Chancellor Rishi Sunak announced alterations to corporation tax, including reducing the banking surcharge to three per cent from April 1st 2023.
It will also increase the surcharge allowance from £25 million to £100 million, which will be outlined in the Finance Bill 2021-22.
Eloise Walker from law firm Pinsent Masons said this move was “uninspiring”, as it is a “good money-spinner for the government”.
She stated: “Banks will in fact see a rate increase as the drop from eight per cent to three per cent is being offset by the increase in corporation tax rates to 25 per cent to give an overall one per cent rise to 28 per cent.”
However, she noted smaller banks will be pleased with the announcement as it could encourage new entrants.
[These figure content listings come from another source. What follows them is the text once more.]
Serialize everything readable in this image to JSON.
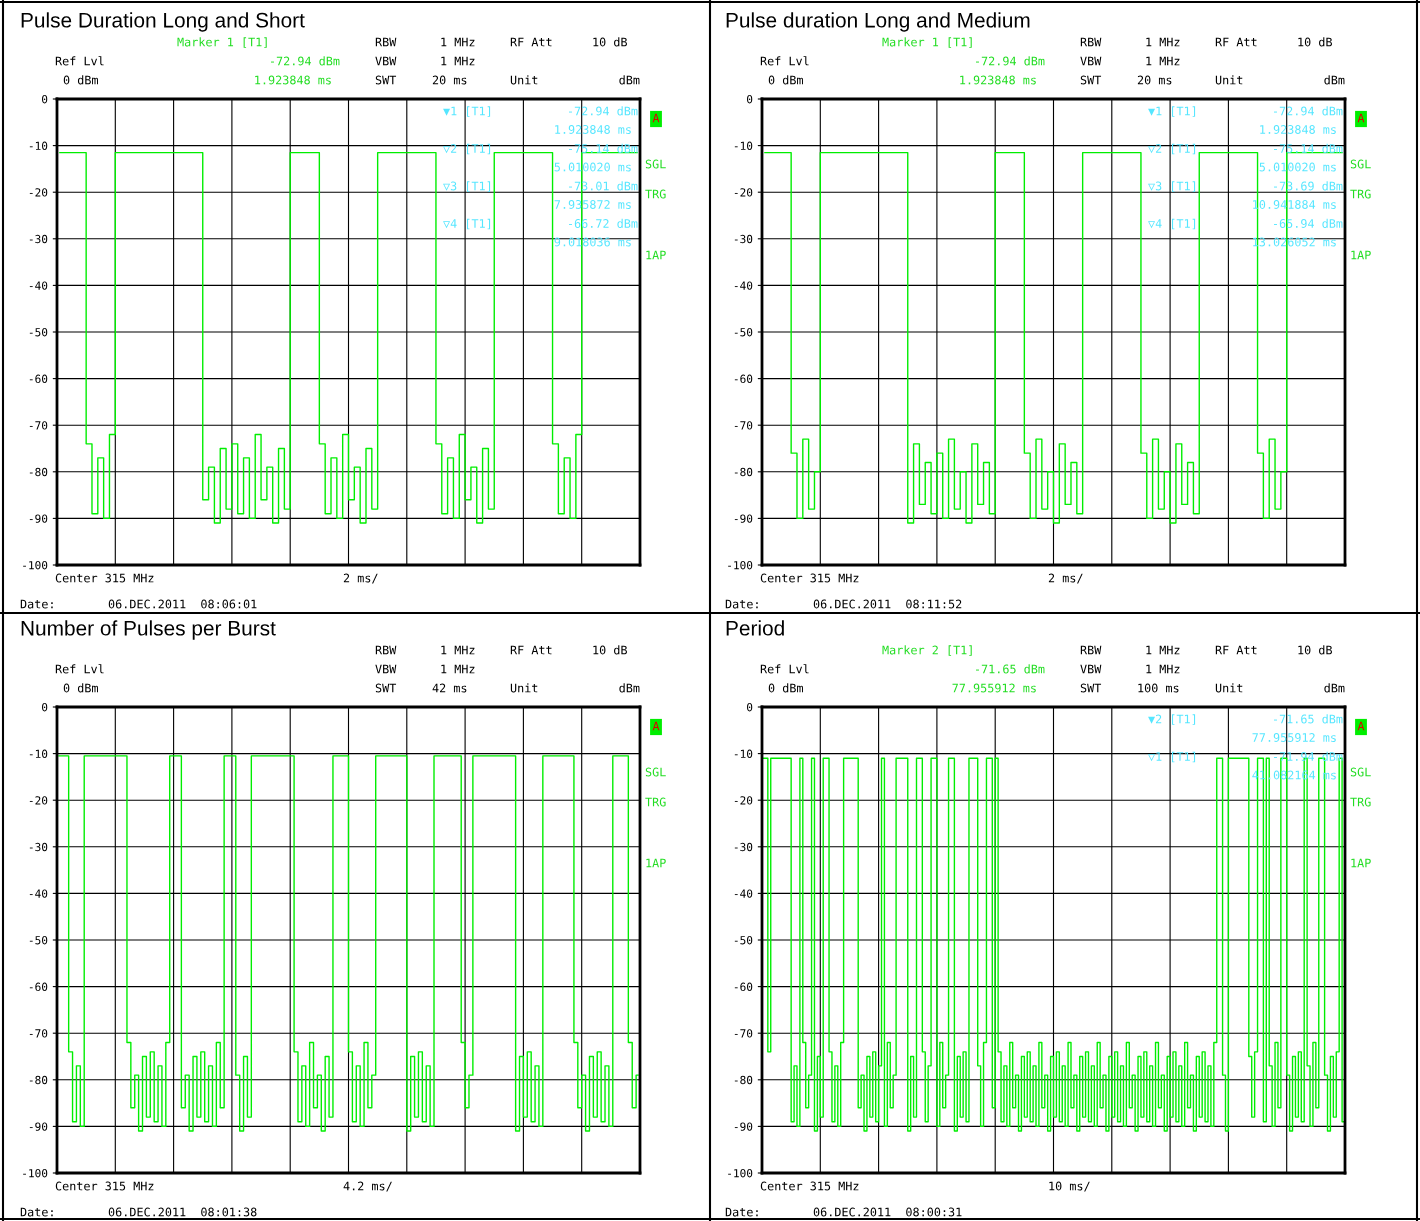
{
  "chart_data": [
    {
      "type": "step",
      "title": "Pulse Duration Long and Short",
      "categories": [
        null,
        null,
        null,
        null,
        null,
        null,
        null,
        null,
        null,
        null,
        null,
        null,
        null,
        null,
        null,
        null,
        null,
        null,
        null,
        null,
        null,
        null,
        null,
        null,
        null,
        null,
        null,
        null,
        null,
        null,
        null,
        null,
        null,
        null,
        null,
        null,
        null,
        null,
        null,
        null,
        null,
        null,
        null,
        null,
        null,
        null,
        null,
        null,
        null,
        null,
        null,
        null,
        null,
        null,
        null,
        null,
        null,
        null,
        null,
        null,
        null,
        null,
        null,
        null,
        null,
        null,
        null,
        null,
        null,
        null,
        null,
        null,
        null,
        null,
        null,
        null,
        null,
        null,
        null,
        null,
        null,
        null,
        null,
        null,
        null,
        null,
        null,
        null,
        null,
        null,
        null,
        null,
        null,
        null,
        null,
        null,
        null,
        null,
        null,
        null
      ],
      "series": [
        {
          "color": "#00ee00",
          "values": [
            -11.5,
            -11.5,
            -11.5,
            -11.5,
            -11.5,
            -74,
            -89,
            -77,
            -90,
            -72,
            -11.5,
            -11.5,
            -11.5,
            -11.5,
            -11.5,
            -11.5,
            -11.5,
            -11.5,
            -11.5,
            -11.5,
            -11.5,
            -11.5,
            -11.5,
            -11.5,
            -11.5,
            -86,
            -79,
            -91,
            -75,
            -88,
            -74,
            -89,
            -77,
            -90,
            -72,
            -86,
            -79,
            -91,
            -75,
            -88,
            -11.5,
            -11.5,
            -11.5,
            -11.5,
            -11.5,
            -74,
            -89,
            -77,
            -90,
            -72,
            -86,
            -79,
            -91,
            -75,
            -88,
            -11.5,
            -11.5,
            -11.5,
            -11.5,
            -11.5,
            -11.5,
            -11.5,
            -11.5,
            -11.5,
            -11.5,
            -74,
            -89,
            -77,
            -90,
            -72,
            -86,
            -79,
            -91,
            -75,
            -88,
            -11.5,
            -11.5,
            -11.5,
            -11.5,
            -11.5,
            -11.5,
            -11.5,
            -11.5,
            -11.5,
            -11.5,
            -74,
            -89,
            -77,
            -90,
            -72,
            -11.5,
            -11.5,
            -11.5,
            -11.5,
            -11.5,
            -11.5,
            -11.5,
            -11.5,
            -11.5,
            -11.5
          ]
        }
      ],
      "ylim": [
        -100,
        0
      ],
      "yticks": [
        0,
        -10,
        -20,
        -30,
        -40,
        -50,
        -60,
        -70,
        -80,
        -90,
        -100
      ],
      "grid": true,
      "tick_labels": "y",
      "annotations": [
        "Ref Lvl",
        "0 dBm",
        "RBW",
        "1 MHz",
        "RF Att",
        "10 dB",
        "VBW",
        "1 MHz",
        "SWT",
        "20 ms",
        "Unit",
        "dBm",
        "Center 315 MHz",
        "2 ms/",
        "Date:",
        "06.DEC.2011  08:06:01",
        "A",
        "SGL",
        "TRG",
        "1AP",
        "Marker 1 [T1]",
        "-72.94 dBm",
        "1.923848 ms",
        "▼1 [T1]",
        "-72.94 dBm",
        "1.923848 ms",
        "▽2 [T1]",
        "-75.14 dBm",
        "5.010020 ms",
        "▽3 [T1]",
        "-73.01 dBm",
        "7.935872 ms",
        "▽4 [T1]",
        "-66.72 dBm",
        "9.018036 ms"
      ]
    },
    {
      "type": "step",
      "title": "Pulse duration Long and Medium",
      "categories": [
        null,
        null,
        null,
        null,
        null,
        null,
        null,
        null,
        null,
        null,
        null,
        null,
        null,
        null,
        null,
        null,
        null,
        null,
        null,
        null,
        null,
        null,
        null,
        null,
        null,
        null,
        null,
        null,
        null,
        null,
        null,
        null,
        null,
        null,
        null,
        null,
        null,
        null,
        null,
        null,
        null,
        null,
        null,
        null,
        null,
        null,
        null,
        null,
        null,
        null,
        null,
        null,
        null,
        null,
        null,
        null,
        null,
        null,
        null,
        null,
        null,
        null,
        null,
        null,
        null,
        null,
        null,
        null,
        null,
        null,
        null,
        null,
        null,
        null,
        null,
        null,
        null,
        null,
        null,
        null,
        null,
        null,
        null,
        null,
        null,
        null,
        null,
        null,
        null,
        null,
        null,
        null,
        null,
        null,
        null,
        null,
        null,
        null,
        null,
        null
      ],
      "series": [
        {
          "color": "#00ee00",
          "values": [
            -11.5,
            -11.5,
            -11.5,
            -11.5,
            -11.5,
            -76,
            -90,
            -73,
            -88,
            -80,
            -11.5,
            -11.5,
            -11.5,
            -11.5,
            -11.5,
            -11.5,
            -11.5,
            -11.5,
            -11.5,
            -11.5,
            -11.5,
            -11.5,
            -11.5,
            -11.5,
            -11.5,
            -91,
            -74,
            -87,
            -78,
            -89,
            -76,
            -90,
            -73,
            -88,
            -80,
            -91,
            -74,
            -87,
            -78,
            -89,
            -11.5,
            -11.5,
            -11.5,
            -11.5,
            -11.5,
            -76,
            -90,
            -73,
            -88,
            -80,
            -91,
            -74,
            -87,
            -78,
            -89,
            -11.5,
            -11.5,
            -11.5,
            -11.5,
            -11.5,
            -11.5,
            -11.5,
            -11.5,
            -11.5,
            -11.5,
            -76,
            -90,
            -73,
            -88,
            -80,
            -91,
            -74,
            -87,
            -78,
            -89,
            -11.5,
            -11.5,
            -11.5,
            -11.5,
            -11.5,
            -11.5,
            -11.5,
            -11.5,
            -11.5,
            -11.5,
            -76,
            -90,
            -73,
            -88,
            -80,
            -11.5,
            -11.5,
            -11.5,
            -11.5,
            -11.5,
            -11.5,
            -11.5,
            -11.5,
            -11.5,
            -11.5
          ]
        }
      ],
      "ylim": [
        -100,
        0
      ],
      "yticks": [
        0,
        -10,
        -20,
        -30,
        -40,
        -50,
        -60,
        -70,
        -80,
        -90,
        -100
      ],
      "grid": true,
      "tick_labels": "y",
      "annotations": [
        "Ref Lvl",
        "0 dBm",
        "RBW",
        "1 MHz",
        "RF Att",
        "10 dB",
        "VBW",
        "1 MHz",
        "SWT",
        "20 ms",
        "Unit",
        "dBm",
        "Center 315 MHz",
        "2 ms/",
        "Date:",
        "06.DEC.2011  08:11:52",
        "A",
        "SGL",
        "TRG",
        "1AP",
        "Marker 1 [T1]",
        "-72.94 dBm",
        "1.923848 ms",
        "▼1 [T1]",
        "-72.94 dBm",
        "1.923848 ms",
        "▽2 [T1]",
        "-75.14 dBm",
        "5.010020 ms",
        "▽3 [T1]",
        "-73.69 dBm",
        "10.941884 ms",
        "▽4 [T1]",
        "-65.94 dBm",
        "13.026052 ms"
      ]
    },
    {
      "type": "step",
      "title": "Number of Pulses per Burst",
      "categories": [
        null,
        null,
        null,
        null,
        null,
        null,
        null,
        null,
        null,
        null,
        null,
        null,
        null,
        null,
        null,
        null,
        null,
        null,
        null,
        null,
        null,
        null,
        null,
        null,
        null,
        null,
        null,
        null,
        null,
        null,
        null,
        null,
        null,
        null,
        null,
        null,
        null,
        null,
        null,
        null,
        null,
        null,
        null,
        null,
        null,
        null,
        null,
        null,
        null,
        null,
        null,
        null,
        null,
        null,
        null,
        null,
        null,
        null,
        null,
        null,
        null,
        null,
        null,
        null,
        null,
        null,
        null,
        null,
        null,
        null,
        null,
        null,
        null,
        null,
        null,
        null,
        null,
        null,
        null,
        null,
        null,
        null,
        null,
        null,
        null,
        null,
        null,
        null,
        null,
        null,
        null,
        null,
        null,
        null,
        null,
        null,
        null,
        null,
        null,
        null,
        null,
        null,
        null,
        null,
        null,
        null,
        null,
        null,
        null,
        null,
        null,
        null,
        null,
        null,
        null,
        null,
        null,
        null,
        null,
        null,
        null,
        null,
        null,
        null,
        null,
        null,
        null,
        null,
        null,
        null,
        null,
        null,
        null,
        null,
        null,
        null,
        null,
        null,
        null,
        null,
        null,
        null,
        null,
        null,
        null,
        null,
        null,
        null,
        null,
        null
      ],
      "series": [
        {
          "color": "#00ee00",
          "values": [
            -10.5,
            -10.5,
            -10.5,
            -74,
            -89,
            -77,
            -90,
            -10.5,
            -10.5,
            -10.5,
            -10.5,
            -10.5,
            -10.5,
            -10.5,
            -10.5,
            -10.5,
            -10.5,
            -10.5,
            -72,
            -86,
            -79,
            -91,
            -75,
            -88,
            -74,
            -89,
            -77,
            -90,
            -72,
            -10.5,
            -10.5,
            -10.5,
            -86,
            -79,
            -91,
            -75,
            -88,
            -74,
            -89,
            -77,
            -90,
            -72,
            -86,
            -10.5,
            -10.5,
            -10.5,
            -79,
            -91,
            -75,
            -88,
            -10.5,
            -10.5,
            -10.5,
            -10.5,
            -10.5,
            -10.5,
            -10.5,
            -10.5,
            -10.5,
            -10.5,
            -10.5,
            -74,
            -89,
            -77,
            -90,
            -72,
            -86,
            -79,
            -91,
            -75,
            -88,
            -10.5,
            -10.5,
            -10.5,
            -10.5,
            -74,
            -89,
            -77,
            -90,
            -72,
            -86,
            -79,
            -10.5,
            -10.5,
            -10.5,
            -10.5,
            -10.5,
            -10.5,
            -10.5,
            -10.5,
            -91,
            -75,
            -88,
            -74,
            -89,
            -77,
            -90,
            -10.5,
            -10.5,
            -10.5,
            -10.5,
            -10.5,
            -10.5,
            -10.5,
            -72,
            -86,
            -79,
            -10.5,
            -10.5,
            -10.5,
            -10.5,
            -10.5,
            -10.5,
            -10.5,
            -10.5,
            -10.5,
            -10.5,
            -10.5,
            -91,
            -75,
            -88,
            -74,
            -89,
            -77,
            -90,
            -10.5,
            -10.5,
            -10.5,
            -10.5,
            -10.5,
            -10.5,
            -10.5,
            -10.5,
            -72,
            -86,
            -79,
            -91,
            -75,
            -88,
            -74,
            -89,
            -77,
            -90,
            -10.5,
            -10.5,
            -10.5,
            -10.5,
            -72,
            -86,
            -79
          ]
        }
      ],
      "ylim": [
        -100,
        0
      ],
      "yticks": [
        0,
        -10,
        -20,
        -30,
        -40,
        -50,
        -60,
        -70,
        -80,
        -90,
        -100
      ],
      "grid": true,
      "tick_labels": "y",
      "annotations": [
        "Ref Lvl",
        "0 dBm",
        "RBW",
        "1 MHz",
        "RF Att",
        "10 dB",
        "VBW",
        "1 MHz",
        "SWT",
        "42 ms",
        "Unit",
        "dBm",
        "Center 315 MHz",
        "4.2 ms/",
        "Date:",
        "06.DEC.2011  08:01:38",
        "A",
        "SGL",
        "TRG",
        "1AP"
      ]
    },
    {
      "type": "step",
      "title": "Period",
      "categories": [
        null,
        null,
        null,
        null,
        null,
        null,
        null,
        null,
        null,
        null,
        null,
        null,
        null,
        null,
        null,
        null,
        null,
        null,
        null,
        null,
        null,
        null,
        null,
        null,
        null,
        null,
        null,
        null,
        null,
        null,
        null,
        null,
        null,
        null,
        null,
        null,
        null,
        null,
        null,
        null,
        null,
        null,
        null,
        null,
        null,
        null,
        null,
        null,
        null,
        null,
        null,
        null,
        null,
        null,
        null,
        null,
        null,
        null,
        null,
        null,
        null,
        null,
        null,
        null,
        null,
        null,
        null,
        null,
        null,
        null,
        null,
        null,
        null,
        null,
        null,
        null,
        null,
        null,
        null,
        null,
        null,
        null,
        null,
        null,
        null,
        null,
        null,
        null,
        null,
        null,
        null,
        null,
        null,
        null,
        null,
        null,
        null,
        null,
        null,
        null,
        null,
        null,
        null,
        null,
        null,
        null,
        null,
        null,
        null,
        null,
        null,
        null,
        null,
        null,
        null,
        null,
        null,
        null,
        null,
        null,
        null,
        null,
        null,
        null,
        null,
        null,
        null,
        null,
        null,
        null,
        null,
        null,
        null,
        null,
        null,
        null,
        null,
        null,
        null,
        null,
        null,
        null,
        null,
        null,
        null,
        null,
        null,
        null,
        null,
        null,
        null,
        null,
        null,
        null,
        null,
        null,
        null,
        null,
        null,
        null,
        null,
        null,
        null,
        null,
        null,
        null,
        null,
        null,
        null,
        null,
        null,
        null,
        null,
        null,
        null,
        null,
        null,
        null,
        null,
        null,
        null,
        null,
        null,
        null,
        null,
        null,
        null,
        null,
        null,
        null,
        null,
        null,
        null,
        null,
        null,
        null,
        null,
        null,
        null,
        null
      ],
      "series": [
        {
          "color": "#00ee00",
          "values": [
            -11,
            -11,
            -74,
            -11,
            -11,
            -11,
            -11,
            -11,
            -11,
            -11,
            -89,
            -77,
            -90,
            -11,
            -72,
            -86,
            -79,
            -11,
            -91,
            -75,
            -88,
            -11,
            -11,
            -74,
            -89,
            -77,
            -90,
            -72,
            -11,
            -11,
            -11,
            -11,
            -11,
            -86,
            -79,
            -91,
            -75,
            -88,
            -74,
            -89,
            -77,
            -11,
            -90,
            -72,
            -86,
            -79,
            -11,
            -11,
            -11,
            -11,
            -91,
            -75,
            -88,
            -11,
            -11,
            -74,
            -89,
            -77,
            -11,
            -11,
            -90,
            -72,
            -86,
            -79,
            -11,
            -11,
            -91,
            -75,
            -88,
            -74,
            -89,
            -11,
            -11,
            -11,
            -77,
            -90,
            -72,
            -11,
            -11,
            -86,
            -11,
            -74,
            -89,
            -77,
            -90,
            -72,
            -86,
            -79,
            -91,
            -75,
            -88,
            -74,
            -89,
            -77,
            -90,
            -72,
            -86,
            -79,
            -91,
            -75,
            -88,
            -74,
            -89,
            -77,
            -90,
            -72,
            -86,
            -79,
            -91,
            -75,
            -88,
            -74,
            -89,
            -77,
            -90,
            -72,
            -86,
            -79,
            -91,
            -75,
            -88,
            -74,
            -89,
            -77,
            -90,
            -72,
            -86,
            -79,
            -91,
            -75,
            -88,
            -74,
            -89,
            -77,
            -90,
            -72,
            -86,
            -79,
            -91,
            -75,
            -88,
            -74,
            -89,
            -77,
            -90,
            -72,
            -86,
            -79,
            -91,
            -75,
            -88,
            -74,
            -89,
            -77,
            -90,
            -72,
            -11,
            -11,
            -79,
            -91,
            -11,
            -11,
            -11,
            -11,
            -11,
            -11,
            -11,
            -75,
            -88,
            -74,
            -11,
            -11,
            -89,
            -11,
            -77,
            -90,
            -72,
            -86,
            -11,
            -11,
            -79,
            -91,
            -75,
            -88,
            -74,
            -89,
            -11,
            -77,
            -90,
            -72,
            -86,
            -11,
            -11,
            -79,
            -91,
            -75,
            -88,
            -74,
            -11,
            -89
          ]
        }
      ],
      "ylim": [
        -100,
        0
      ],
      "yticks": [
        0,
        -10,
        -20,
        -30,
        -40,
        -50,
        -60,
        -70,
        -80,
        -90,
        -100
      ],
      "grid": true,
      "tick_labels": "y",
      "annotations": [
        "Ref Lvl",
        "0 dBm",
        "RBW",
        "1 MHz",
        "RF Att",
        "10 dB",
        "VBW",
        "1 MHz",
        "SWT",
        "100 ms",
        "Unit",
        "dBm",
        "Center 315 MHz",
        "10 ms/",
        "Date:",
        "06.DEC.2011  08:00:31",
        "A",
        "SGL",
        "TRG",
        "1AP",
        "Marker 2 [T1]",
        "-71.65 dBm",
        "77.955912 ms",
        "▼2 [T1]",
        "-71.65 dBm",
        "77.955912 ms",
        "▽1 [T1]",
        "-71.94 dBm",
        "41.082164 ms"
      ]
    }
  ]
}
Additionally, the temporary increase of the annual investment allowance (AIA) from £200,000 to £1 million has been extended. Instead of finishing on December 31st 2021, as was planned, it will continue until March 2023, allowing companies to receive relief of 100 per cent when investing in qualifying capital expenditure on plant and machinery.
Earlier this year, HM Treasury revealed its plans for the super-deduction capital allowance of 130 per cent on new qualifying plant and machinery assets. It hopes this will enable businesses to reduce their tax bill by up to 25p per £1 they invest.
There will also be a 50 per cent first-year allowance for qualifying special rate assets on integral features in a building.